Jan 3 2013
By Liam Davenport, medwireNews Reporter
Performing vascular reconstruction (VR) during surgical resection for pancreatic cancer is associated with a greater likelihood of postoperative adverse outcomes than resection alone, say US researchers.
The team, led by Rebekah White, from Duke University Medical Center in Durham, North Carolina, notes: "Future studies investigating shared decision-making between patients and physicians should be conducted given the trade-offs imposed by the immediate risk for mortality and the potential benefit of long-term survival."
The Nationwide Inpatient Sample for 2000-2009 was examined, and 10,206 patients with pancreatic cancer who underwent resection were included. VR was performed in 4.0% of patients, ranging from 1.2% in the lowest hospital volume quartile to 6.5% in the highest hospital volume quartile. The rate of VR increased from 0.7% in 2000 to 6.0% in 2009, at an odds ratio of 1.11 per year.
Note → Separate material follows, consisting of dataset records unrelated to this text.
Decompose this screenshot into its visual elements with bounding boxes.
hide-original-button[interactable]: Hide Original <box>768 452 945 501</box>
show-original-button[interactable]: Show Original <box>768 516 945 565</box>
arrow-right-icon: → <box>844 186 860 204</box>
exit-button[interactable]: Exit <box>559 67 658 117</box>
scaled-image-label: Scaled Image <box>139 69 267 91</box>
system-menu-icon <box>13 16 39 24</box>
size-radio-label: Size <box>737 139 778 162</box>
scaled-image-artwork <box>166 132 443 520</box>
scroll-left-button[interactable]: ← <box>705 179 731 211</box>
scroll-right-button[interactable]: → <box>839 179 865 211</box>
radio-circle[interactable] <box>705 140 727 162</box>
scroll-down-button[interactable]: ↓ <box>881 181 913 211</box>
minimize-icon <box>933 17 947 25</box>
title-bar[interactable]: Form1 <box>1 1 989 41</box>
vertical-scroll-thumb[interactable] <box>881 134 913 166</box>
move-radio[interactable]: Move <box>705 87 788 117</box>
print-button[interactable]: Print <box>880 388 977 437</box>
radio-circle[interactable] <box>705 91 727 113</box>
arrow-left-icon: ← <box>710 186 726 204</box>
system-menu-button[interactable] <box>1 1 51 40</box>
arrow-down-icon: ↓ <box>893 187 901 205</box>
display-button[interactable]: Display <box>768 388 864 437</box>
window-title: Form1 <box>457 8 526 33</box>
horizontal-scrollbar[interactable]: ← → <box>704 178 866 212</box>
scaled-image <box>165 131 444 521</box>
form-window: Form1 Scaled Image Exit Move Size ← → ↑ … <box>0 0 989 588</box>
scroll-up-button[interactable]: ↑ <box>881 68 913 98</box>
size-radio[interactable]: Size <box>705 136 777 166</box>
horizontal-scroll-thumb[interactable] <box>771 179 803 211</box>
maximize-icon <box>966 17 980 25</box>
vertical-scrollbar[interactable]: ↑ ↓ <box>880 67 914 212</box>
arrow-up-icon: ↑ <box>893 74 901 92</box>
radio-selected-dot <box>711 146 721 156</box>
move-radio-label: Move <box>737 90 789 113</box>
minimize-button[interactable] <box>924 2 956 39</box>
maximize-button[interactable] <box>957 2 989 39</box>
Multivariate and propensity score (PS)-adjusted analyses revealed similar findings to those of unadjusted analyses. The rate of intraoperative complications was higher in patients who underwent VR than those who did not, at a PS-adjusted odds ratio (PSOR) of 1.94. This was largely due to an increased rate of intraoperative hemorrhage, at a PSOR of 2.67.
In addition, patients who underwent VR had a greater rate of postoperative complications than those who did not, at a PSOR of 1.36. Patients who did not undergo VR also had a significantly lower predicted number of complications. Interestingly, hospitals in the highest quartile of surgical volume had even higher PSORs of intraoperative and postoperative complications.
There were no differences between those who had VR and those who did not in terms of mortality and reintervention rate, although patients who underwent VR required more blood products. Furthermore, mortality was significantly higher with VR in high-volume hospitals. The median length of hospital stay was similar in the two groups, at 12.3 days.
In an accompanying invited critique in the Archives of Surgery, E Christopher Ellison, from Ohio State University Wexmer Medical Center in Columbus, USA, comments: "As we move into an era of value-based reimbursement, we have a collective responsibility to economically justify our treatments… It follows that the cost for the total care for patients with pancreatic cancer must be included in future comparative effectiveness research."